Shared services in HE – what really matters to you?

Last week I attended the Jisc Learning and Teaching Practice Experts Group meeting in Birmingham. As ever this was a really well organised, informed, informing, collaborative experience.  It was the 31st meeting and there really was a sense of community at the event. You can get a feeling of this from the tweets from the day

Tags explorer view of #jiscexperts14
Tags explorer view of #jiscexperts14

Sarah Davies, Head of Change Implementation Support for Education/Student, started the day by giving an update on the changes to Jisc, how it has been refocusing its activities in light of the Wilson review to achieve large scale impact based on sector driven priorities.  Sarah’s slides give a good overview.  Part of this involves developing new areas of impact, co-design methodologies with Jisc’s core community, regular reviews to ensure programmes/projects are “tightly steered and gated” whilst at the same time allowing Jisc to be agile and try “new things”.  The inevitable “21st century challenge” for most organisations.

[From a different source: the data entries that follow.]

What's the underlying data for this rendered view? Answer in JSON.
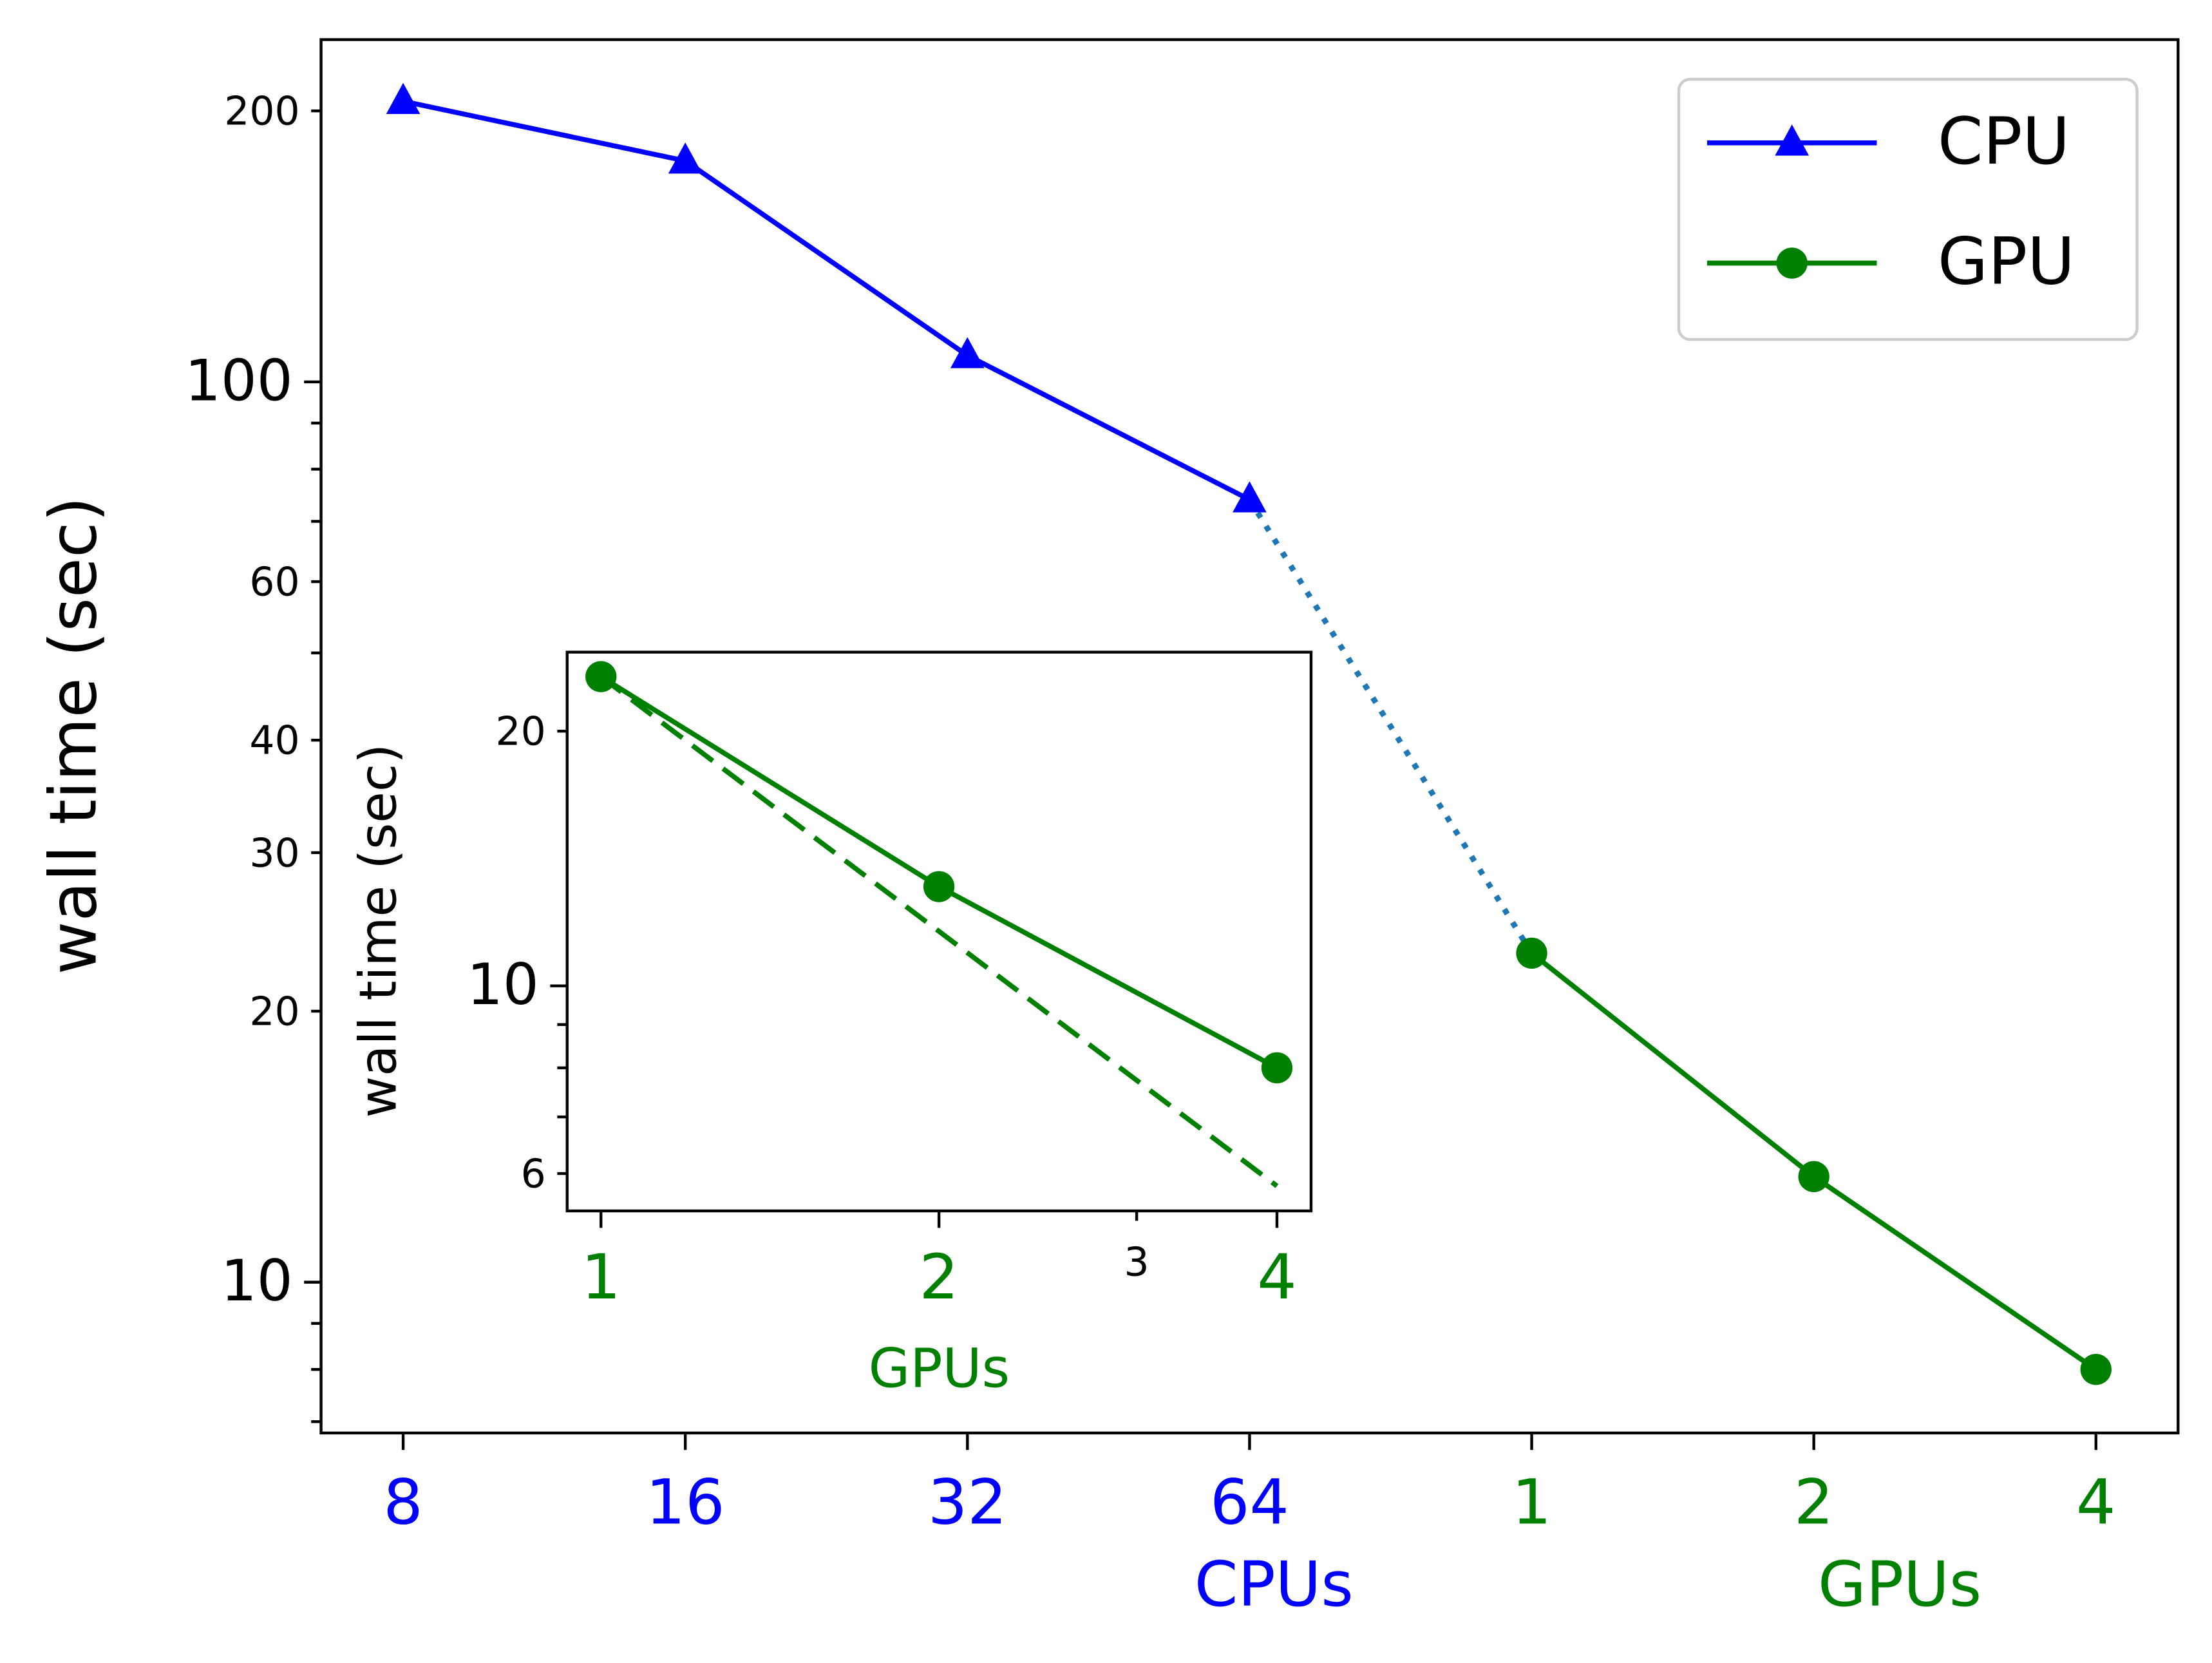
{
  "chart_data": [
    {
      "type": "line",
      "ylabel": "wall time (sec)",
      "categories": [
        "8",
        "16",
        "32",
        "64",
        "1",
        "2",
        "4"
      ],
      "category_colors": [
        "#0000ff",
        "#0000ff",
        "#0000ff",
        "#0000ff",
        "#008000",
        "#008000",
        "#008000"
      ],
      "xlabels": [
        {
          "text": "CPUs",
          "color": "#0000ff"
        },
        {
          "text": "GPUs",
          "color": "#008000"
        }
      ],
      "series": [
        {
          "name": "CPU",
          "color": "#0000ff",
          "marker": "triangle",
          "values": [
            205,
            176,
            107,
            74,
            null,
            null,
            null
          ]
        },
        {
          "name": "GPU",
          "color": "#008000",
          "marker": "circle",
          "values": [
            null,
            null,
            null,
            null,
            23.2,
            13.1,
            8.0
          ]
        }
      ],
      "connector": {
        "color": "#1f77b4",
        "style": "dotted"
      },
      "log_y": true,
      "ylim": [
        6.8,
        240
      ],
      "yticks": [
        10,
        100
      ],
      "yticks_minor": [
        20,
        30,
        40,
        60,
        200
      ],
      "yticks_minor_unlabeled": [
        7,
        8,
        9,
        50,
        70,
        80,
        90
      ],
      "legend": "upper right"
    },
    {
      "type": "line",
      "ylabel": "wall time (sec)",
      "xlabel": "GPUs",
      "xlabel_color": "#008000",
      "x": [
        1,
        2,
        4
      ],
      "series": [
        {
          "color": "#008000",
          "marker": "circle",
          "style": "solid",
          "values": [
            23.2,
            13.1,
            8.0
          ]
        },
        {
          "color": "#008000",
          "style": "dashed",
          "values": [
            23.2,
            11.6,
            5.8
          ]
        }
      ],
      "log_x": true,
      "log_y": true,
      "xlim": [
        0.933,
        4.29
      ],
      "xticks": [
        1,
        2,
        4
      ],
      "xtick_color": "#008000",
      "xticks_minor": [
        3
      ],
      "ylim": [
        5.42,
        24.8
      ],
      "yticks": [
        10
      ],
      "yticks_minor": [
        6,
        20
      ],
      "yticks_minor_unlabeled": [
        7,
        8,
        9
      ]
    }
  ]
}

screen shot of Jisc Strategic Framework Impact Areas
Jisc Strategic Framework Impact Areas

Shared services are not new to Jisc, and they are still very much at the heart of their outputs and deliverables. Just what constitutes as a service can be a bit of a fuzzy area.  Traditionally in IT and Jisc terms, shared services are focused on technical infrastructure. Being able to share development costs across the sector is of course a “good thing” and long may it continue. As we all know technical services can’t work in isolation, people and processes are what make any platform successful. This is where the other side of the shared services that Jisc provides such as information, guidance, synthesis of practice from programmes come into play.

Sarah asked if we could share examples of where/how we had used the guidance/information services provided by Jisc.  Since starting at GCU almost six months ago I can honestly say that I refer to Jisc “stuff” almost daily. I realise I could be a perceived as being a bit biased having worked for a Jisc funded innovation centre for many years. However as  you know, dear reader, I wouldn’t recommend anything if it I didn’t believe it was useful.

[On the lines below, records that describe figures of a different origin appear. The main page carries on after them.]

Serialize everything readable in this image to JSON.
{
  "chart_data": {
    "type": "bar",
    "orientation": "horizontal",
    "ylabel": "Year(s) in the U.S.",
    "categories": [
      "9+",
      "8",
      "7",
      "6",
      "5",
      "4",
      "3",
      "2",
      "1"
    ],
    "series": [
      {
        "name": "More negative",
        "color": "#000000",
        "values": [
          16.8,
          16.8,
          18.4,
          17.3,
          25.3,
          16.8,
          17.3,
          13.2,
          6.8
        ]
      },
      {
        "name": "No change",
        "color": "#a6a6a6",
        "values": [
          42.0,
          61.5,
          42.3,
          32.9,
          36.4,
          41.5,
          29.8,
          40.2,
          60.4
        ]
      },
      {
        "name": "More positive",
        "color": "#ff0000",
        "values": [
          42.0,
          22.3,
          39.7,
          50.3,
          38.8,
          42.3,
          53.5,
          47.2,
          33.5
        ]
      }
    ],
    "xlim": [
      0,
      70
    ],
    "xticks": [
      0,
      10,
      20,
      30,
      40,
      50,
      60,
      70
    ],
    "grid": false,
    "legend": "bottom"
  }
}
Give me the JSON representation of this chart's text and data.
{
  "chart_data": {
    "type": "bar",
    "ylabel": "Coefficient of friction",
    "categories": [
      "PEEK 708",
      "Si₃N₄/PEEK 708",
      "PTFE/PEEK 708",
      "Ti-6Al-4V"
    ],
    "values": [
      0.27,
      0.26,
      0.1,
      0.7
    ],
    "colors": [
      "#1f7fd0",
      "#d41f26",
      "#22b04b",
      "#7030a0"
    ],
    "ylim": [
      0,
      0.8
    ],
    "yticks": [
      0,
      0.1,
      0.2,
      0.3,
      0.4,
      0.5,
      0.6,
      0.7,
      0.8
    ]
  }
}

Just now we are looking at portfolio provision and Jisc resources have been invaluable as a trusted source for definition, as well as examples of practice to share with colleagues. I can’t  accurately quantify how much time they have saved me, but I know we have been able to pull together things much faster than if I had had to search for trusted information.  Similarly we are developing guidelines for e-submission processes. So the work from the recent Assessment projects and the new briefing papers on EMA are so timely for us. I think they will save us at least a couple of weeks of research and again, I can’t emphasis the importance of this enough,  are based on current experience within the UK HE sector.

The Learning and Teaching Practice Experts Group is a key example of a shared service and effective way for Jisc to engage with its core community as it starts to realise its new strategic framework. It’s increasingly one that matters to me and my working practice.